Cantillon

Cantillon

Traditional forms of manufacturing and well established businesses, particularly those located in city centres that have become gentrified, may have slowly become surrounded by pesky neighbours or suffer from accessibility issues. While these businesses generally have not benefited from the re-urbanisation or the increasing real-estate pressures, they have much to gain from communicating simply how they function. Tourism can be used as a key lever to communicate not only the story of the business but also help tourists (both local and foreign) to appreciate the value of the business within its context.

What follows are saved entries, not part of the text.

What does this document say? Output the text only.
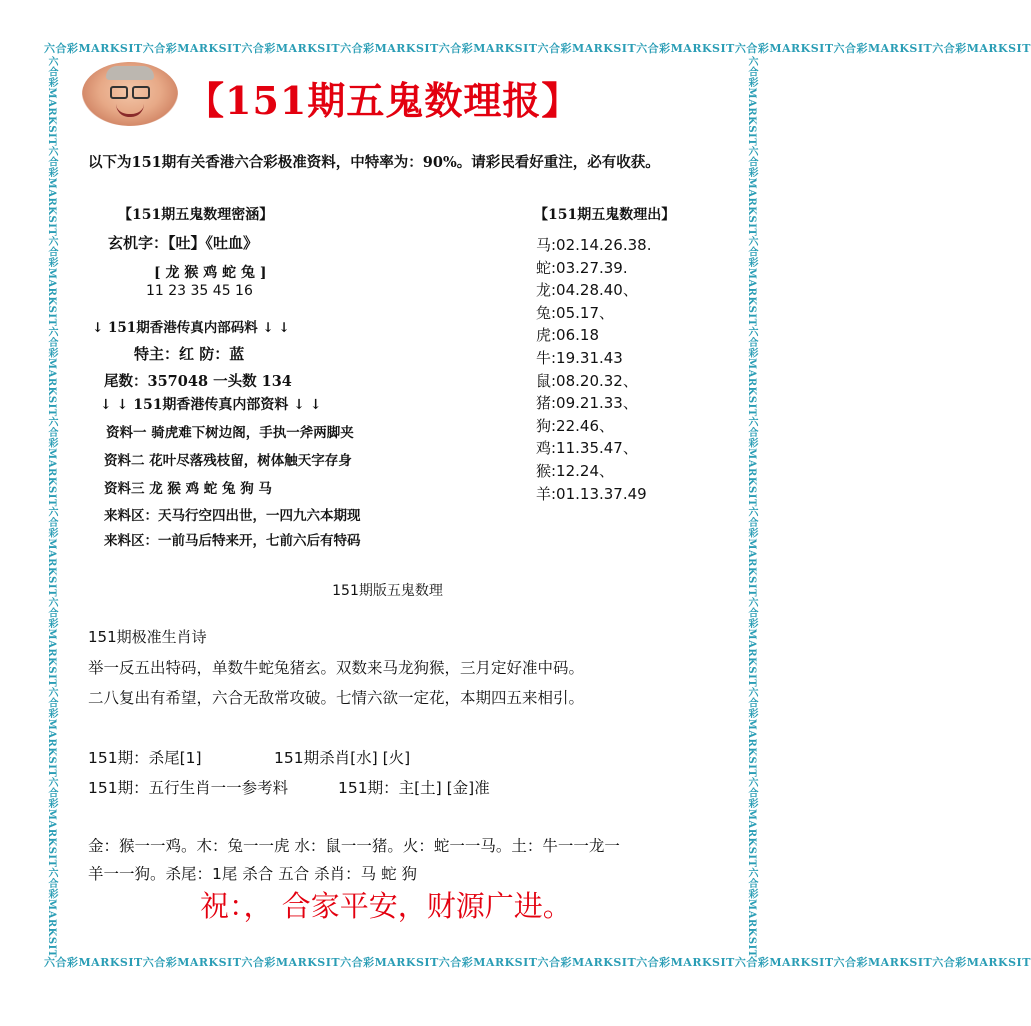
六合彩MARKSIT六合彩MARKSIT六合彩MARKSIT六合彩MARKSIT六合彩MARKSIT六合彩MARKSIT六合彩MARKSIT六合彩MARKSIT六合彩MARKSIT六合彩MARKSIT
六合彩MARKSIT六合彩MARKSIT六合彩MARKSIT六合彩MARKSIT六合彩MARKSIT六合彩MARKSIT六合彩MARKSIT六合彩MARKSIT六合彩MARKSIT六合彩MARKSIT
六合彩MARKSIT六合彩MARKSIT六合彩MARKSIT六合彩MARKSIT六合彩MARKSIT六合彩MARKSIT六合彩MARKSIT六合彩MARKSIT六合彩MARKSIT六合彩MARKSIT	六合彩MARKSIT六合彩MARKSIT六合彩MARKSIT六合彩MARKSIT六合彩MARKSIT六合彩MARKSIT六合彩MARKSIT六合彩MARKSIT六合彩MARKSIT六合彩MARKSIT
【151期五鬼数理报】
以下为151期有关香港六合彩极准资料，中特率为：90%。请彩民看好重注，必有收获。
【151期五鬼数理密涵】
玄机字：【吐】《吐血》
[ 龙 猴 鸡 蛇 兔 ]
11 23 35 45 16
↓ 151期香港传真内部码料 ↓ ↓
特主：红 防：蓝
尾数：357048 一头数 134
↓ ↓ 151期香港传真内部资料 ↓ ↓
资料一 骑虎难下树边阁，手执一斧两脚夹
资料二 花叶尽落残枝留，树体触天字存身
资料三 龙 猴 鸡 蛇 兔 狗 马
来料区：天马行空四出世，一四九六本期现
来料区：一前马后特来开，七前六后有特码
【151期五鬼数理出】
马:02.14.26.38.
蛇:03.27.39.
龙:04.28.40、
兔:05.17、
虎:06.18
牛:19.31.43
鼠:08.20.32、
猪:09.21.33、
狗:22.46、
鸡:11.35.47、
猴:12.24、
羊:01.13.37.49
151期版五鬼数理
151期极准生肖诗
举一反五出特码，单数牛蛇兔猪玄。双数来马龙狗猴，三月定好准中码。
二八复出有希望，六合无敌常攻破。七情六欲一定花，本期四五来相引。
151期：杀尾[1]	151期杀肖[水] [火]
151期：五行生肖一一参考料	151期：主[土] [金]准
金：猴一一鸡。木：兔一一虎 水：鼠一一猪。火：蛇一一马。土：牛一一龙一
羊一一狗。杀尾：1尾 杀合 五合 杀肖：马 蛇 狗
祝：， 合家平安，财源广进。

Cantillon is a brewery located in the heart of Brussels, a few steps from the main train station – Gare du Midi.  The brewery produces Gueuze beer which has a peculiar ‘spontaneously fermented’ process based on ancient brewing methods that were once typical for the surrounding Senne Valley.   It was established and developed under a multitude of unlikely circumstances – founded in the 1930’s as many other similar lambic breweries were closing their doors.  The business saw some success during the 1958 expo but began to lose its market as larger modern breweries began buying up or squeezing out smaller brewers across the country.  By the 1960’s the business had lost its customer base and the owner decided to offer the brewery to his step-son, Jean-Pierre Van Roy, or close the doors.

Jean-Pierre took over the business in 1969, taking a huge risk.  Acidic beers were hardly popular as the market had been taken over by industrial scale producers.  However through a series of coincidences, Jean-Pierre realised that his brewery had much more to offer than simply beer.  He began selling the beer on the streets at traditional fairs, something that was simply not considered ‘possible’.  Furthermore, after a sudden visit by a reporter, the brewery made it to the newspaper and slowly but surely visitors began arriving.  Tourism was largely local and advertising was conducted through word of mouth.  At the turn of the century, Cantillon was the only remaining brewery in one of the world’s most iconic destinations for beer connoisseurs – with almost 20 landing on the map since.  Now the brewery welcomes on average 35000 visitors per year and is in the process of developing a formal museum of the Gueuze beer.